From the Daily Telegraph:
"Weightlifting champion Deborah Lovely concedes she has no chance of winning a medal at the Beijing Olympics because she is drug-free.In fact, Australia's first female Olympic weightlifting contender says performance-enhancing drugs are so widespread in the sport that it's not a case of who is doping, but rather who isn't.
"I'm never going to be an Olympic champion in weightlifting or place any higher than 12th in the world and I know that because I don't take drugs," Lovely told The Saturday Daily Telegraph. "I look at these other athletes (medallists at the Olympics) and they tell me what they take and I've seen them take it, and they can't believe I train without taking drugs."
The Brisbane-based Lovely said she was so disillusioned with the drug cheats after the 2004 Olympics, in which she placed 12th in the 75kg class, she nearly gave the sport away. The 24-year-old, who will contest the super heavyweight class in Beijing, scored her spot on the Athens team when rival Caroline Pileggi refused to take a drugs test in Fiji.
Then the only other Australian weightlifting contender on the Athens team, 2003 weightlifting world champion Sergo Chakhoyan, was banned for life from the sport after a second doping violation earlier this year.
And then this week nine athletes from weightlifting and bodybuilding were named in the Australian Sports Anti-Doping Authority annual report after testing positive to taking banned substances. Six were banned from competing for two years, two received life bans and two have yet to be sanctioned.
Lovely said it was frustrating when women her weight were lifting, with the help of illegal substances, almost twice what she could. She said that in some cultures it had almost become a game of "who can beat the drug tests".She said conversely Australian sport was so stringent with its drug testing that at times she almost felt targeted.

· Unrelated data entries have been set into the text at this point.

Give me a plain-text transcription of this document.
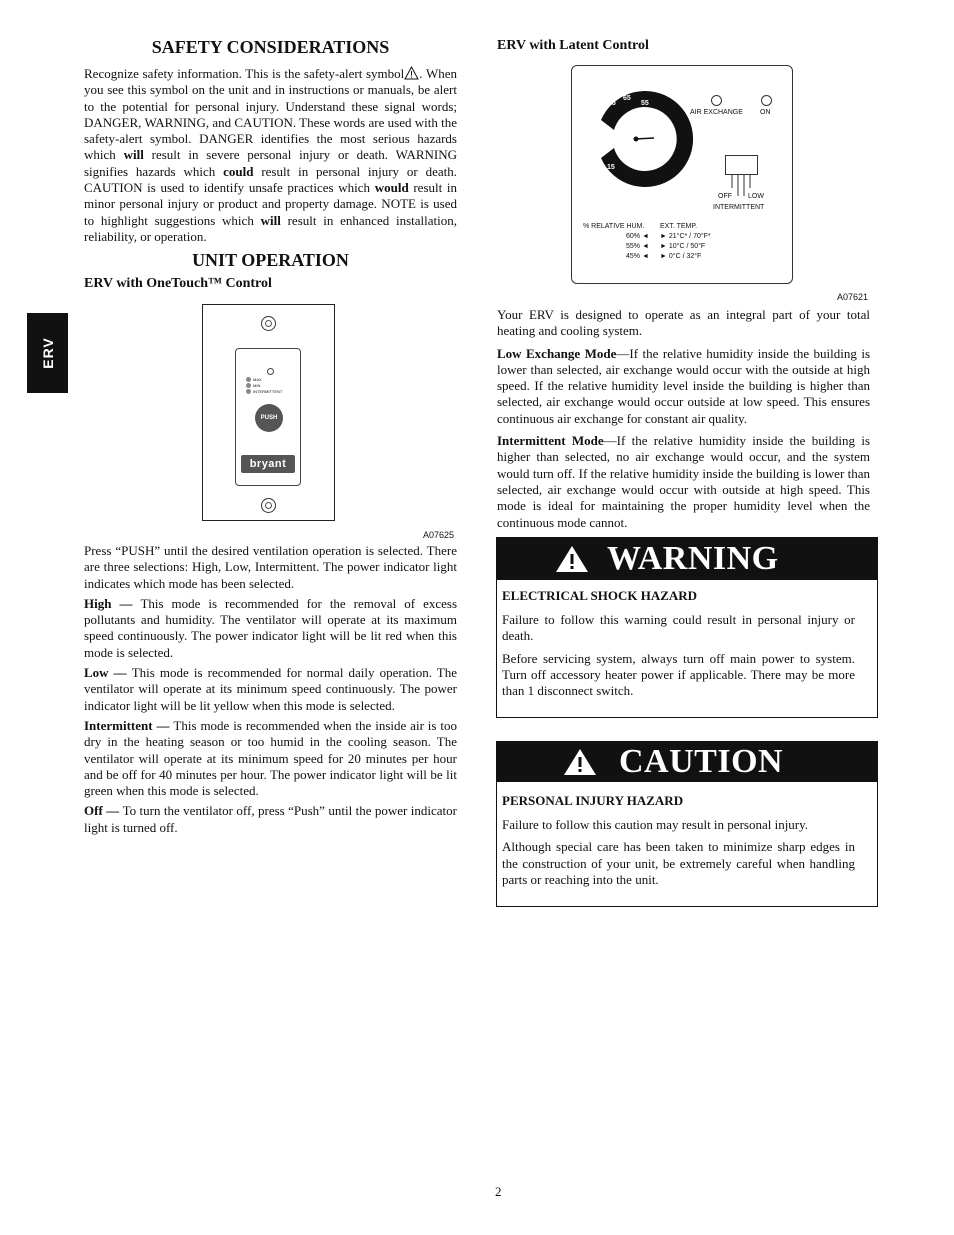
ERV
SAFETY CONSIDERATIONS

Recognize safety information. This is the safety‑alert symbol . When you see this symbol on the unit and in instructions or manuals, be alert to the potential for personal injury. Understand these signal words; DANGER, WARNING, and CAUTION. These words are used with the safety‑alert symbol. DANGER identifies the most serious hazards which will result in severe personal injury or death. WARNING signifies hazards which could result in personal injury or death. CAUTION is used to identify unsafe practices which would result in minor personal injury or product and property damage. NOTE is used to highlight suggestions which will result in enhanced installation, reliability, or operation.

UNIT OPERATION
ERV with OneTouch™ Control
MAX
MIN
INTERMITTENT
PUSH
bryant
A07625

Press “PUSH” until the desired ventilation operation is selected. There are three selections: High, Low, Intermittent. The power indicator light indicates which mode has been selected.

High — This mode is recommended for the removal of excess pollutants and humidity. The ventilator will operate at its maximum speed continuously. The power indicator light will be lit red when this mode is selected.

Low — This mode is recommended for normal daily operation. The ventilator will operate at its minimum speed continuously. The power indicator light will be lit yellow when this mode is selected.

Intermittent — This mode is recommended when the inside air is too dry in the heating season or too humid in the cooling season. The ventilator will operate at its minimum speed for 20 minutes per hour and be off for 40 minutes per hour. The power indicator light will be lit green when this mode is selected.

Off — To turn the ventilator off, press “Push” until the power indicator light is turned off.

ERV with Latent Control
75
65
55
45
35
25
15
AIR EXCHANGE ON
OFF LOW
INTERMITTENT
% RELATIVE HUM. EXT. TEMP.
60% ◄ ► 21°C* / 70°F*
55% ◄ ► 10°C / 50°F
45% ◄ ► 0°C / 32°F
A07621

Your ERV is designed to operate as an integral part of your total heating and cooling system.

Low Exchange Mode—If the relative humidity inside the building is lower than selected, air exchange would occur with the outside at high speed. If the relative humidity level inside the building is higher than selected, air exchange would occur outside at low speed. This ensures continuous air exchange for constant air quality.

Intermittent Mode—If the relative humidity inside the building is higher than selected, no air exchange would occur, and the system would turn off. If the relative humidity inside the building is lower than selected, air exchange would occur with outside at high speed. This mode is ideal for maintaining the proper humidity level when the continuous mode cannot.

WARNING

ELECTRICAL SHOCK HAZARD

Failure to follow this warning could result in personal injury or death.

Before servicing system, always turn off main power to system. Turn off accessory heater power if applicable. There may be more than 1 disconnect switch.

CAUTION

PERSONAL INJURY HAZARD

Failure to follow this caution may result in personal injury.

Although special care has been taken to minimize sharp edges in the construction of your unit, be extremely careful when handling parts or reaching into the unit.

2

"I was tested nine times in the lead-up to the Olympics within a couple of weeks so it is a little intense," Lovely said. "Sometimes you feel like you're targeted, when you get that knock on the door and you have to pee in front of someone."

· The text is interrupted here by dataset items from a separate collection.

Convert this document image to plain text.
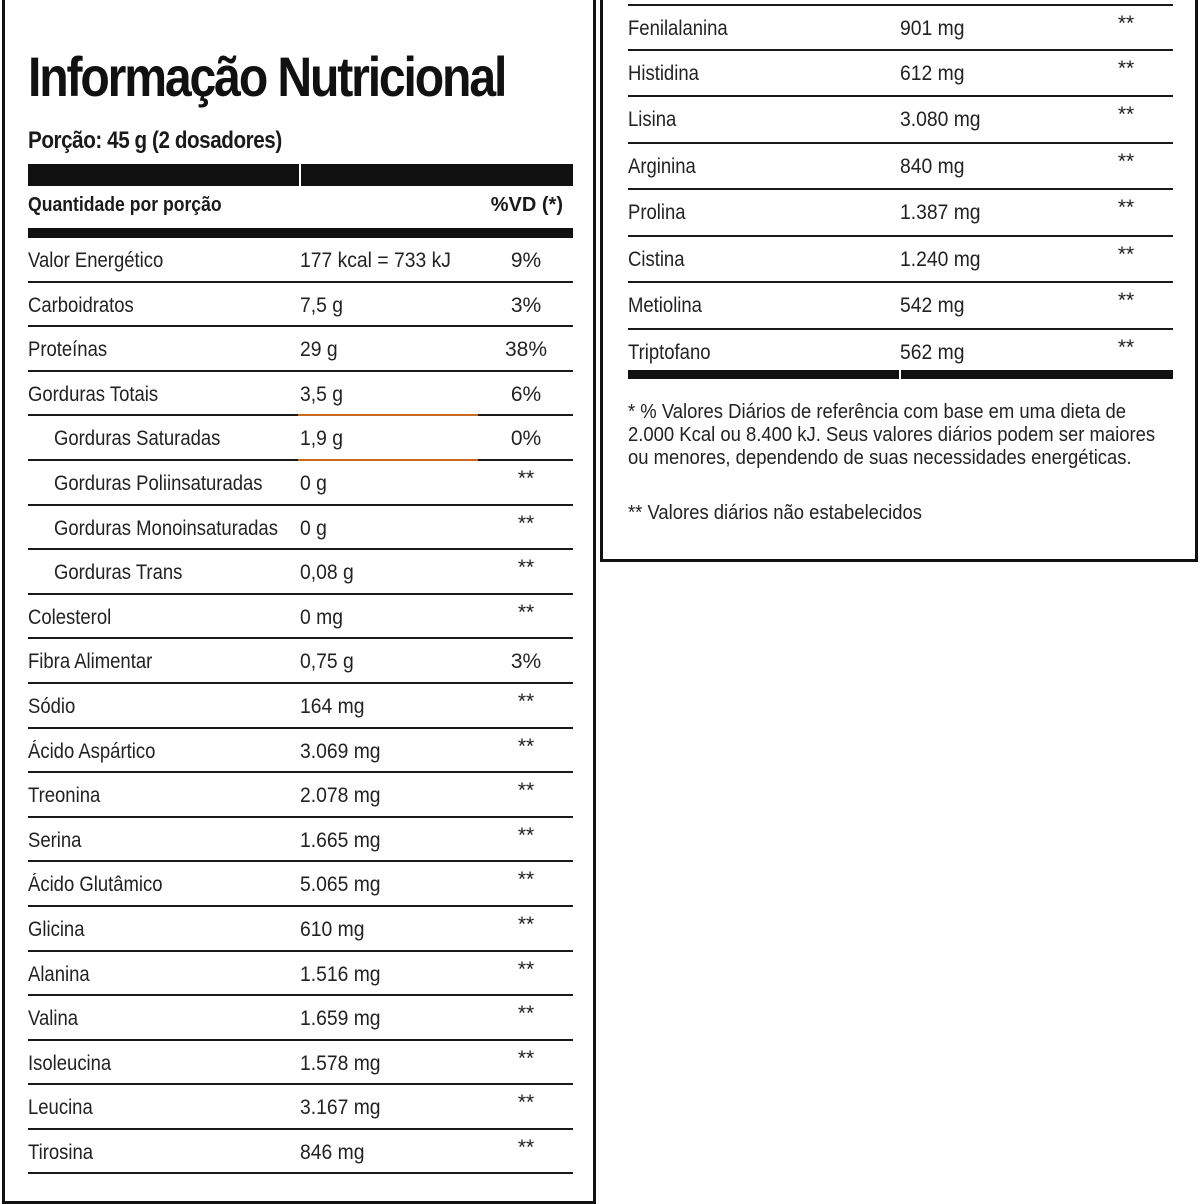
Informação Nutricional
Porção: 45 g (2 dosadores)
Quantidade por porção	%VD (*)
Valor Energético	177 kcal = 733 kJ	9%
Carboidratos	7,5 g	3%
Proteínas	29 g	38%
Gorduras Totais	3,5 g	6%
Gorduras Saturadas	1,9 g	0%
Gorduras Poliinsaturadas 0 g	**
Gorduras Monoinsaturadas 0 g	**
Gorduras Trans	0,08 g	**
Colesterol	0 mg	**
Fibra Alimentar	0,75 g	3%
Sódio	164 mg	**
Ácido Aspártico	3.069 mg	**
Treonina	2.078 mg	**
Serina	1.665 mg	**
Ácido Glutâmico	5.065 mg	**
Glicina	610 mg	**
Alanina	1.516 mg	**
Valina	1.659 mg	**
Isoleucina	1.578 mg	**
Leucina	3.167 mg	**
Tirosina	846 mg	**
Fenilalanina	901 mg	**
Histidina	612 mg	**
Lisina	3.080 mg	**
Arginina	840 mg	**
Prolina	1.387 mg	**
Cistina	1.240 mg	**
Metiolina	542 mg	**
Triptofano	562 mg	**
* % Valores Diários de referência com base em uma dieta de 2.000 Kcal ou 8.400 kJ. Seus valores diários podem ser maiores ou menores, dependendo de suas necessidades energéticas.
** Valores diários não estabelecidos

So why has Lovely never been tempted by drugs?
"To be honest I don't like the (thought of) side-effects, I don't agree with it, it's cheating and I'd like to see what I can lift naturally," she said."Consequently I'll be able to look back on my career and say I gave it my best effort and that's what I did. "I can live with that, and I don't care if other people can't. There is more to life than sport."